Zusammenfassung
Amtlicher Leitsatz:
Ein Verlust des Ablehnungsrechts tritt nicht dadurch ein, dass sich eine Partei nach Ablehnung des Richters wegen Besorgnis der Befangenheit auf die weitere Verhandlung einlässt.
BGH, Beschl. v. 26.4.2016 – VIII ZB 47/15 = ZAP EN-Nr. 841/2016
Bearbeiter: RiAG Dr. Uwe Grohmann, Hamburg und Ri’in Dr. Nancy Grohmann, Norderstedt
I. Einleitung
Besteht in einem Zivilverfahren gegen einen Richter die Besorgnis der Befangenheit, steht es jeder Partei frei, den Richter abzulehnen. Der allgemeinen Prozessförderungspflicht der Parteien und dem Grundsatz der Prozesswirtschaftlichkeit entspricht es dabei, dieser Dispositionsfreiheit der Parteien eine zeitliche Grenze zu setzen, um zu vermeiden, dass bereits erfolgte Verfahrenshandlungen rückwirkend nutzlos werden. Eine Partei kann daher gem. § 43 ZPO einen Richter wegen Besorgnis der Befangenheit nicht mehr ablehnen, wenn sie sich bei ihm, ohne den ihr bekannten Ablehnungsgrund geltend zu machen, in eine Verhandlung eingelassen oder Anträge gestellt hat. Hieraus wurde zum Teil geschlossen, dass das Ablehnungsrecht auch nach erfolgter Ablehnung verloren geht, wenn die Partei sich auf das weitere Verfahren einlässt.
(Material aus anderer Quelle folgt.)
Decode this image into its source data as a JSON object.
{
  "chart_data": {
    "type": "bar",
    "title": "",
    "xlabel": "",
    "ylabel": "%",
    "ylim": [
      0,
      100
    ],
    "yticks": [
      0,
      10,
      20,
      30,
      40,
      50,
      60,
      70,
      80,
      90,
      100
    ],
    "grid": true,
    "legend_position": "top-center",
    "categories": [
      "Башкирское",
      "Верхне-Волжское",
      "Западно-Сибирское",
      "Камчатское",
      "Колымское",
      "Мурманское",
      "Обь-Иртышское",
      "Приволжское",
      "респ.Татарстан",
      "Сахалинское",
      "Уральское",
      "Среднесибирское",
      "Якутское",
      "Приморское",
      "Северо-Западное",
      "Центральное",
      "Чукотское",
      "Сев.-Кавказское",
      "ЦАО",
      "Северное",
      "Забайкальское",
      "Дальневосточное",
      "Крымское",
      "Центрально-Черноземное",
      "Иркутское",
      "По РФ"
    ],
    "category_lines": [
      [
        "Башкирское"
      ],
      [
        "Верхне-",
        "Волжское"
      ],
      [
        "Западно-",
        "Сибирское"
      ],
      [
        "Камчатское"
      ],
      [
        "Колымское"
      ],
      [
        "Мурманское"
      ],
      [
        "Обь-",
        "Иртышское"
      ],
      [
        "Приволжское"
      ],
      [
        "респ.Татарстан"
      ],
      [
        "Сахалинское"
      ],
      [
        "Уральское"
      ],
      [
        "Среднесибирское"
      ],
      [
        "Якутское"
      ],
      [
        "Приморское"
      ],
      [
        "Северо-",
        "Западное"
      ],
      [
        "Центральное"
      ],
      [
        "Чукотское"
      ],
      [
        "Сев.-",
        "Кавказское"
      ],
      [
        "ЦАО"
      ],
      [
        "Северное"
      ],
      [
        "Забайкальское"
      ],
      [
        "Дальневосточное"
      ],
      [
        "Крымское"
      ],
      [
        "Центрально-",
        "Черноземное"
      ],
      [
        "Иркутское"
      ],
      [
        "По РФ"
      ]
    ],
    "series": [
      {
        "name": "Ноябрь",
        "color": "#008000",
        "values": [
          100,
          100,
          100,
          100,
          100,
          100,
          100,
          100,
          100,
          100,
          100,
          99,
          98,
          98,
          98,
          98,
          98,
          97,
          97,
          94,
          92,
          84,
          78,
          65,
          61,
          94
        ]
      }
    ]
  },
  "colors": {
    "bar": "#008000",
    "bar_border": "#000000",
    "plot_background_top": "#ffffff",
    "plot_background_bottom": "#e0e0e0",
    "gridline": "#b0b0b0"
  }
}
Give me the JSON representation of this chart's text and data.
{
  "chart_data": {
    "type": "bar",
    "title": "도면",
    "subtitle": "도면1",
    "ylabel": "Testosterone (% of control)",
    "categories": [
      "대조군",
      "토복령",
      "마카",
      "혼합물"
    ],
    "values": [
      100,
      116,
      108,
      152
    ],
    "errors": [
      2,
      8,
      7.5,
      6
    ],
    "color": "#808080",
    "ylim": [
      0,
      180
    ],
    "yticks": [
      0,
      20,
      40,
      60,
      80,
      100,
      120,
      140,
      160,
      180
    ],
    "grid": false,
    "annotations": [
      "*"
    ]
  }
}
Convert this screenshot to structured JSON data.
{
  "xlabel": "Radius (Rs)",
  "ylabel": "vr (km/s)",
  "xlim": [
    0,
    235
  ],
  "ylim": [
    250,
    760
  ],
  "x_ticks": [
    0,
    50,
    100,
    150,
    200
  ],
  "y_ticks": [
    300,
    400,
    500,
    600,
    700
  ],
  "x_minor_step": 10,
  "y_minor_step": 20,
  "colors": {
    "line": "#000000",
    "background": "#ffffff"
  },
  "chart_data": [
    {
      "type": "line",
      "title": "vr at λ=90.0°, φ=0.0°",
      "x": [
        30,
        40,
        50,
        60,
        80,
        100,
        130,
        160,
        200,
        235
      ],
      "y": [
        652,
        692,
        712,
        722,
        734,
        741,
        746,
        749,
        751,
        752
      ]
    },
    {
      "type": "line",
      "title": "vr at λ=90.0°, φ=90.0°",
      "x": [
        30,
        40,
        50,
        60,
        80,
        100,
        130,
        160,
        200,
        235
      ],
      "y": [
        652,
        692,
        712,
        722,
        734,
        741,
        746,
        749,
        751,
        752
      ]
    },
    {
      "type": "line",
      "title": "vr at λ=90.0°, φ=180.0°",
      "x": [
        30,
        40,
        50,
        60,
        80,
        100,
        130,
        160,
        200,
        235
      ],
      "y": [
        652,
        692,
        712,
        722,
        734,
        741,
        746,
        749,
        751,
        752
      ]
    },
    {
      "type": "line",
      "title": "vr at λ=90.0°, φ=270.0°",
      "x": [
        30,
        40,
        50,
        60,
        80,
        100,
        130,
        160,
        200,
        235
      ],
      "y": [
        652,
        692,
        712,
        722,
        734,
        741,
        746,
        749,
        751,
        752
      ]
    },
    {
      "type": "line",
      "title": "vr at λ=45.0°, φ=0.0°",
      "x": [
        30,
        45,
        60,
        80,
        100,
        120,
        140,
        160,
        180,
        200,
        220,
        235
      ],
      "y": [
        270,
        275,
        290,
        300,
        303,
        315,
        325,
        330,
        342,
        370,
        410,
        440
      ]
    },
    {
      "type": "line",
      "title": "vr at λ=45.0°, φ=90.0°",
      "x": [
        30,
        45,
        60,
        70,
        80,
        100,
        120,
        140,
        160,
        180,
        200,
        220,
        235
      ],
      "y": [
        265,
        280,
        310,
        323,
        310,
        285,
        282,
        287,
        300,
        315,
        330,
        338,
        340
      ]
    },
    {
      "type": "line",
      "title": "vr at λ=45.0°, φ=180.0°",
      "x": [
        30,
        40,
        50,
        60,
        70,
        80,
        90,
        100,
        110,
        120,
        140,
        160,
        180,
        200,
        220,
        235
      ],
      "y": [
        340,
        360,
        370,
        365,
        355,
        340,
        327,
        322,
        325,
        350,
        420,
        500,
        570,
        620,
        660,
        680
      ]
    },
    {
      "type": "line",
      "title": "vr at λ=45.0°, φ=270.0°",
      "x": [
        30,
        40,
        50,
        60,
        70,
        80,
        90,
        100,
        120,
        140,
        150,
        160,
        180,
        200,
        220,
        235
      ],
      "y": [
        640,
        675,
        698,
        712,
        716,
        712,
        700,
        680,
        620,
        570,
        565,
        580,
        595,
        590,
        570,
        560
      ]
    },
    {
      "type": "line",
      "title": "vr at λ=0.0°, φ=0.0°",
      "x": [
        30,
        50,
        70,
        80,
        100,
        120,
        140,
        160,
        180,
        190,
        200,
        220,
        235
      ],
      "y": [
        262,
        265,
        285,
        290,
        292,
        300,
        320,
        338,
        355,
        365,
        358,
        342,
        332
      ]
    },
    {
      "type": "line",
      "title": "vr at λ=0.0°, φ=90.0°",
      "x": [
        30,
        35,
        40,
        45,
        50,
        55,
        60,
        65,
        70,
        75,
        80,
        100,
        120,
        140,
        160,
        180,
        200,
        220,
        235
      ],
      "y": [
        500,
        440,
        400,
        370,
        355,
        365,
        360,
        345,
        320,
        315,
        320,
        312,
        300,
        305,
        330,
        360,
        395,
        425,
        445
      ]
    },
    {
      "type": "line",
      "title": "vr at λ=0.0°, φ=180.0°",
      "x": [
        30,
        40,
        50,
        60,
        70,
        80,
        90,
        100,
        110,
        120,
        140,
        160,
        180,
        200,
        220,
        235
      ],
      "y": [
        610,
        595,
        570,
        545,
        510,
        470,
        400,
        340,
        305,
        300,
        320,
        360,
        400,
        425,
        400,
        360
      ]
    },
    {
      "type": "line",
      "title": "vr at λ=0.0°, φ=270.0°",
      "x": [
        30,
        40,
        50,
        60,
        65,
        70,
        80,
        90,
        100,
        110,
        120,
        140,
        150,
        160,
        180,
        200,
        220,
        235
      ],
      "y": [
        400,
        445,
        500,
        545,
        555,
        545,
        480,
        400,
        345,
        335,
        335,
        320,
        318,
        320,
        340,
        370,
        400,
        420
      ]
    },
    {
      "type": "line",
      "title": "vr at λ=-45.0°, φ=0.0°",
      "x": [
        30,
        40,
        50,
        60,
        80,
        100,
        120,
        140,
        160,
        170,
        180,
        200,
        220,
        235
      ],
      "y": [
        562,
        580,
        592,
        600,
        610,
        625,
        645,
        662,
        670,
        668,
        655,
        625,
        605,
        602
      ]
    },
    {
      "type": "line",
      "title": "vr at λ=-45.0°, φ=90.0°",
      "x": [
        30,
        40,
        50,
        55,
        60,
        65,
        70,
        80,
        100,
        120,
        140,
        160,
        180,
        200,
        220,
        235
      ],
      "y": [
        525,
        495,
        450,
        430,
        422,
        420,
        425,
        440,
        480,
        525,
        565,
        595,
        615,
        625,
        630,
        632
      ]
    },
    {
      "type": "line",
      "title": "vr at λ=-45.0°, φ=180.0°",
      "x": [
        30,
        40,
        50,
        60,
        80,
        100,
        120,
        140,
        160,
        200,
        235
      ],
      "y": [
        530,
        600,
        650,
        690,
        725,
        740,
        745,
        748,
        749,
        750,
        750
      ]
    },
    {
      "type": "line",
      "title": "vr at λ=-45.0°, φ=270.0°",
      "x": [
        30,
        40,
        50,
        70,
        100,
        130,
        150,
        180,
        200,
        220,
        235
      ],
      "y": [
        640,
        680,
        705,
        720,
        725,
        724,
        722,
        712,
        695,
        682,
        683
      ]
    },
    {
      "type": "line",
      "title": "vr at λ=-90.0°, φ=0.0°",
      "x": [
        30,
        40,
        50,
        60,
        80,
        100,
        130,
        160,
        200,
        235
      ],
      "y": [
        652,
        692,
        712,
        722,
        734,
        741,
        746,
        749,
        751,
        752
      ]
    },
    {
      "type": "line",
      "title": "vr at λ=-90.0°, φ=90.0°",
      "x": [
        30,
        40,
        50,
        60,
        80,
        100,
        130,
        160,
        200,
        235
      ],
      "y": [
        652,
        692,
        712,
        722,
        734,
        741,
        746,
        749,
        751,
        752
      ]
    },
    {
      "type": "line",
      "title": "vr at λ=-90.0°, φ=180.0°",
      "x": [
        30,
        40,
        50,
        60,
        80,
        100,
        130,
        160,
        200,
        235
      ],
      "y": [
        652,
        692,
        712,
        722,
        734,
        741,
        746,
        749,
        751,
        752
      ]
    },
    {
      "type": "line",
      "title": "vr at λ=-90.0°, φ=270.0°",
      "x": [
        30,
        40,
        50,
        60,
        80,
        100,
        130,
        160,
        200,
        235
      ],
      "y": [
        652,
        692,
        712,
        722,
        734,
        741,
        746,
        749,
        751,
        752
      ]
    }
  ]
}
Dieser Ansicht ist der BGH nun entgegengetreten.
II. Sachverhalt
Der Richter des erstinstanzlich entscheidenden Amtsgerichts wies im Termin zur mündlichen Verhandlung die klagende Partei darauf hin, dass es die Klage auf Zahlung von Schadensersatz mit der bisherigen Begründung für unschlüssig halte, dass sich allerdings, wenn sich der Kläger den Vortrag der Beklagten zu eigen mache und eine bestimmte Zahlung eines Dritten an die Beklagte nach § 185 BGB genehmige, durchaus ein Anspruch aus § 816 Abs. 2 BGB ergeben könne. Aufgrund dieses "Tipps" lehnte die Beklagte den Richter wegen Besorgnis der Befangenheit ab. Beide Parteien erklärten anschließend zu Protokoll ihr Einverständnis mit einer Entscheidung im schriftlichen Verfahren, woraufhin der Richter verkündete, zunächst die Entscheidung über das Befangenheitsgesuch abzuwarten. Das Amtsgericht wies das Ablehnungsgesuch später als unbegründet zurück. Die hiergegen von der Beklagten eingelegte sofortige Beschwerde bei dem Landgericht wurde ebenfalls zurückgewiesen mit der Begründung, die Beklagte habe ihr Ablehnungsrecht nach § 43 ZPO verloren, weil sie einer Entscheidung im schriftlichen Verfahren zugestimmt hat, nachdem sie ihr Ablehnungsgesuch angebracht hatte. Die Rechtsbeschwerde wurde zugelassen.
III. Problemaufriss
Der zugrunde liegende Sachverhalt wirft die in Literatur und Rechtsprechung bislang nicht einheitlich beantwortete Frage der Abgrenzung zweier zentraler Regelungen des Ablehnungsrechts auf. Einerseits kann nach dem durch das erste Justizmodernisierungsgesetz (Erstes Gesetzes zur Modernisierung der Justiz v. 24.8.2004, BGBl I, S. 2198) eingefügten § 47 Abs. 2 S. 1 ZPO der Termin, wenn ein Richter während der Verhandlung abgelehnt wird und die Entscheidung über die Ablehnung eine Vertagung der Verhandlung erfordern würde, unter Mitwirkung des abgelehnten Richters fortgesetzt werden. Andererseits kann eine Partei nach § 43 ZPO einen Richter wegen Besorgnis der Befangenheit nicht mehr ablehnen, wenn sie sich bei ihm, ohne den ihr bekannten Ablehnungsgrund geltend zu machen, in eine Verhandlung eingelassen oder Anträge gestellt hat.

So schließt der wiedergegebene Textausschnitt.